2
votes

I have a cassandra Table with a composite partition key as (time_bucket timestamp, node int). time_bucket value is the time the data was inserted with seconds converted to 00 and node values range from 0 to 100

A spark job runs every minute picking up data from the table. The table contains close to 25 million records with records being added every minute.

If my spark job selects all the records every time it runs, the job completes in 2 minutes. But if i query using:

sc.cassandraTable(keyspace_name,table_name).where("time_bucket = ? ", from).where("nodeid_bucket IN ? ", nodeid_bucket_range)

where val nodeid_bucket_range = 0 to 100,

the job takes 10 minutes to complete.

My cluster has 6 nodes and am using DSE 4.8.9. Each executor uses 8 cores and 20GB of memory. Increasing these values does not help to make the spark job faster.

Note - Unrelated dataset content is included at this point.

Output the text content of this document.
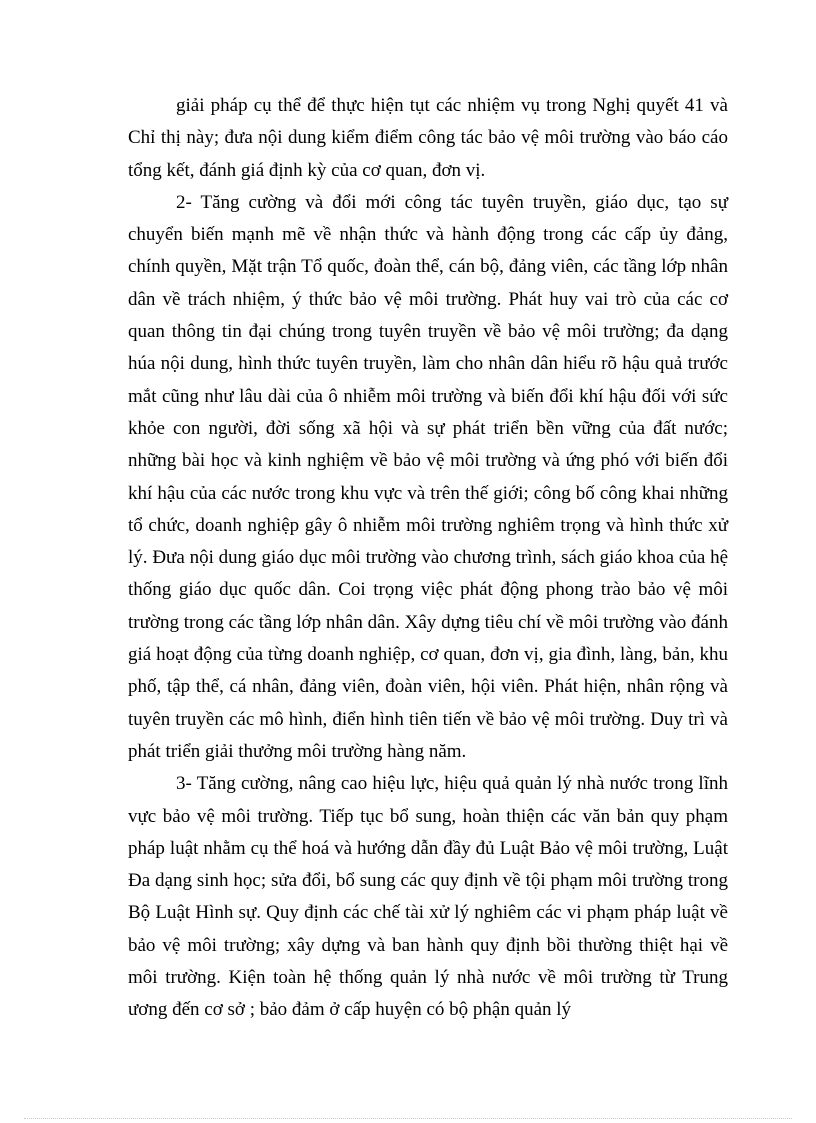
giải pháp cụ thể để thực hiện tụt các nhiệm vụ trong Nghị quyết 41 và Chỉ thị này; đưa nội dung kiểm điểm công tác bảo vệ môi trường vào báo cáo tổng kết, đánh giá định kỳ của cơ quan, đơn vị.

2- Tăng cường và đổi mới công tác tuyên truyền, giáo dục, tạo sự chuyển biến mạnh mẽ về nhận thức và hành động trong các cấp ủy đảng, chính quyền, Mặt trận Tổ quốc, đoàn thể, cán bộ, đảng viên, các tầng lớp nhân dân về trách nhiệm, ý thức bảo vệ môi trường. Phát huy vai trò của các cơ quan thông tin đại chúng trong tuyên truyền về bảo vệ môi trường; đa dạng húa nội dung, hình thức tuyên truyền, làm cho nhân dân hiểu rõ hậu quả trước mắt cũng như lâu dài của ô nhiễm môi trường và biến đổi khí hậu đối với sức khỏe con người, đời sống xã hội và sự phát triển bền vững của đất nước; những bài học và kinh nghiệm về bảo vệ môi trường và ứng phó với biến đổi khí hậu của các nước trong khu vực và trên thế giới; công bố công khai những tổ chức, doanh nghiệp gây ô nhiễm môi trường nghiêm trọng và hình thức xử lý. Đưa nội dung giáo dục môi trường vào chương trình, sách giáo khoa của hệ thống giáo dục quốc dân. Coi trọng việc phát động phong trào bảo vệ môi trường trong các tầng lớp nhân dân. Xây dựng tiêu chí về môi trường vào đánh giá hoạt động của từng doanh nghiệp, cơ quan, đơn vị, gia đình, làng, bản, khu phố, tập thể, cá nhân, đảng viên, đoàn viên, hội viên. Phát hiện, nhân rộng và tuyên truyền các mô hình, điển hình tiên tiến về bảo vệ môi trường. Duy trì và phát triển giải thưởng môi trường hàng năm.

3- Tăng cường, nâng cao hiệu lực, hiệu quả quản lý nhà nước trong lĩnh vực bảo vệ môi trường. Tiếp tục bổ sung, hoàn thiện các văn bản quy phạm pháp luật nhằm cụ thể hoá và hướng dẫn đầy đủ Luật Bảo vệ môi trường, Luật Đa dạng sinh học; sửa đổi, bổ sung các quy định về tội phạm môi trường trong Bộ Luật Hình sự. Quy định các chế tài xử lý nghiêm các vi phạm pháp luật về bảo vệ môi trường; xây dựng và ban hành quy định bồi thường thiệt hại về môi trường. Kiện toàn hệ thống quản lý nhà nước về môi trường từ Trung ương đến cơ sở ; bảo đảm ở cấp huyện có bộ phận quản lý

Any idea why my job takes 10 minutes? Does spark-cassandra not function well when using IN clause?

2

2 Answers

1
votes

You probably want joinWithCassandraTable. Almost always an In clause is better served by doing a join if you have a large number of values. This will execute all of your requests in parallel on different executors.

https://github.com/datastax/spark-cassandra-connector/blob/master/doc/2_loading.md#using-joinwithcassandratable

0
votes

IN statements translate into key OR key OR key3 ... OR key100, which is very inefficient for the optimizer to make something useful of. In your case you could use:

sc.cassandraTable(keyspace_name,table_name).where("time_bucket = ? ", from).where("nodeid_bucket > ? AND nodeid_bucket < ? ", nodeid_bucket_range)

Watch the edges of the range and of course this assumes your range is continuous.